C'est parti pour plusieurs heures de photos !

Nous sommes seuls sur la crête. En bas, une seule toile de tente sur le flanc est du lac.

Nous explorons chacun l'endroit, allant du Mardas au Montagnon d'Iseye, testant les différents angles de vue avant que la lumière ne tombe.

1 heure avant le coucher de soleil, je repère un spot parfait pour le coucher de soleil. Il se trouve sous le Mardas et est exposé plein ouest avec dans l'axe le beau Bergon. C'est là que nous ferons les photos.



Belle perspective sur le Bergon



A ce moment là, je sais que nous allons vivre quelque chose d'exceptionnel, que nous allons connaitre une des plus belle ambiance lumineuse, l'un des plus beau bivouac.

La mer de nuages gagne en hauteur, elle ne parviendra jamais jusqu'à nous. Mais dans la nuit elle va engloutir toutes les vallées sans atteindre le lac. La sortie devient alors épique.





Après une pause repas accélérée, nous voilà prêts à photographier la voie lactée. Elle ne sera pas dans l'axe que j'avais espéré, celui du pic du midi d'Ossau mais qu'importe, elle est là, face à nous.





La voie lactée au dessus du pic de Sesques et le Permayou

La nuit se passe relativement bien, rythmée par les légers coup de vent et une courte averse.

Le réveil sonne à 6h15. le temps de boire un café, de plier la tente et de se positionner pour capter les premières lueurs du jour. Ma crainte était que le lac soit invisible à cause des nuages. Mais ceux-ci sont 200m plus bas, la situation parfaite.


Sur les nuages

Lever sur le Montagnon d'Iseye


Le lac de Montagnon sous un angle peu commun

Nous trois sur la crête

Sébastien en plein shooting

Nous en prenons plein les yeux pendant 2 bonnes heures. Mais malheureusement l'instant n'est pas éternel. Il faut penser à redescendre.

Nous savons que nous étions à ce moment là, des privilégiés des Pyrénées. Toutes les conditions étaient réunies pour que cette sortie soit mémorable. Ma plus belle rando, mon plus beau bivouac, mon plus beau lever de soleil. Tout ce que j'aime m'a été offert sur ces 2 journées.

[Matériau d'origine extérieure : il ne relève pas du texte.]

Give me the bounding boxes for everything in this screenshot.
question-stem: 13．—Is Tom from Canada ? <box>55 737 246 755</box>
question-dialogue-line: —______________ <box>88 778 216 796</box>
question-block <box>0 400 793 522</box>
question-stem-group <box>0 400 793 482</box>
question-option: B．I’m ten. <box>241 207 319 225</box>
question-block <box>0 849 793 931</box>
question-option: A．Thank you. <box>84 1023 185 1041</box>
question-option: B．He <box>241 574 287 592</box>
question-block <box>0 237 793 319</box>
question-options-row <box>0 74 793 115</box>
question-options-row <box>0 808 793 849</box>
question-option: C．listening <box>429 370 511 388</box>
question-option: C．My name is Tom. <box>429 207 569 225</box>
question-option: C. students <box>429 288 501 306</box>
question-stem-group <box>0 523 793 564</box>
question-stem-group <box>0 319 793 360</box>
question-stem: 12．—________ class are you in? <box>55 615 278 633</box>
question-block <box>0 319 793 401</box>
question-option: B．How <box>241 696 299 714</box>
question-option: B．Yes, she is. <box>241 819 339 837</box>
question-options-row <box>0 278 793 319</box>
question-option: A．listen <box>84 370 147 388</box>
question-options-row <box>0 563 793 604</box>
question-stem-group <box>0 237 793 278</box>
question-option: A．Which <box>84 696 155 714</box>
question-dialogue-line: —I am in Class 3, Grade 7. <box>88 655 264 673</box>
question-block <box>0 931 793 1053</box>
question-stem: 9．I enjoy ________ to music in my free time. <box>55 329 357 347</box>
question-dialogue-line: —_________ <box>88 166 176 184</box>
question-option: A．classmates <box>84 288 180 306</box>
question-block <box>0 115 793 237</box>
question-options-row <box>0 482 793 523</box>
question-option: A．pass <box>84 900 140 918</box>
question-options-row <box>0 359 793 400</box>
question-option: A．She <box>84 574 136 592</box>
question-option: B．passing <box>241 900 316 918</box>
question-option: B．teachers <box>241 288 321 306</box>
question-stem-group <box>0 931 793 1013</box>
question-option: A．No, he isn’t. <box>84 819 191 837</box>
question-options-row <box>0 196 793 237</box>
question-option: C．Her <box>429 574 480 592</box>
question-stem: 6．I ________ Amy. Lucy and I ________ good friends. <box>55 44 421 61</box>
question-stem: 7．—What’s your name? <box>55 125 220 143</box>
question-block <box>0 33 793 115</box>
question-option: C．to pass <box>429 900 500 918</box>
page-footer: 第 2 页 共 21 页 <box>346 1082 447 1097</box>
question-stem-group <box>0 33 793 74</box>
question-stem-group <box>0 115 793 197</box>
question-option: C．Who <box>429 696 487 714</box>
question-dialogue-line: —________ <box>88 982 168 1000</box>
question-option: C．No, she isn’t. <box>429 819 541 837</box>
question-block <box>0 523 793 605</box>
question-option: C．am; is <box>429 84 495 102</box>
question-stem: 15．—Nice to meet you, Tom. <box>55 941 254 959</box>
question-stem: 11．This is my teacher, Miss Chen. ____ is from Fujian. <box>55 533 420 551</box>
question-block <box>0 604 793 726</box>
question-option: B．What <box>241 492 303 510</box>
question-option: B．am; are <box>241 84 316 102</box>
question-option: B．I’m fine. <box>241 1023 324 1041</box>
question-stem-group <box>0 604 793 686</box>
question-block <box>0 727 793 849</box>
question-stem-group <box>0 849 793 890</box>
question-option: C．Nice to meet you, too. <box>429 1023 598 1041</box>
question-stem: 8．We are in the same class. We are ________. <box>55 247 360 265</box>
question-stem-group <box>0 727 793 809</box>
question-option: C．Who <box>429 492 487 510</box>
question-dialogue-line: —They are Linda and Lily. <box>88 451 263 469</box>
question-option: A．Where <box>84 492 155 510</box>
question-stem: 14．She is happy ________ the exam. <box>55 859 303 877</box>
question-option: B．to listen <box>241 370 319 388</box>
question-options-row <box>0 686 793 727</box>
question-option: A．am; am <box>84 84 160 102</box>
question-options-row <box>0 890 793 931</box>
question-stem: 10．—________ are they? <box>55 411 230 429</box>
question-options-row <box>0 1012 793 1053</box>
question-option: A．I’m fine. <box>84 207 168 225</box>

Je me souviens avoir dit à Arnaud et Sébastien ne jamais avoir vécu un moment pareil. D'avoir eu autant de frissons et d'émotion.

Mais il faut repartir, sans en avoir réellement envie.

Les boîtiers sont prêts, bien remplis. mais toujours prêts à capter un nouvel instant.


La descente est rapide, 3 heures pour rejoindre la voiture. les 3/4 du trajet se feront dans le brouillard. L'occasion de faire de nouvelles photos.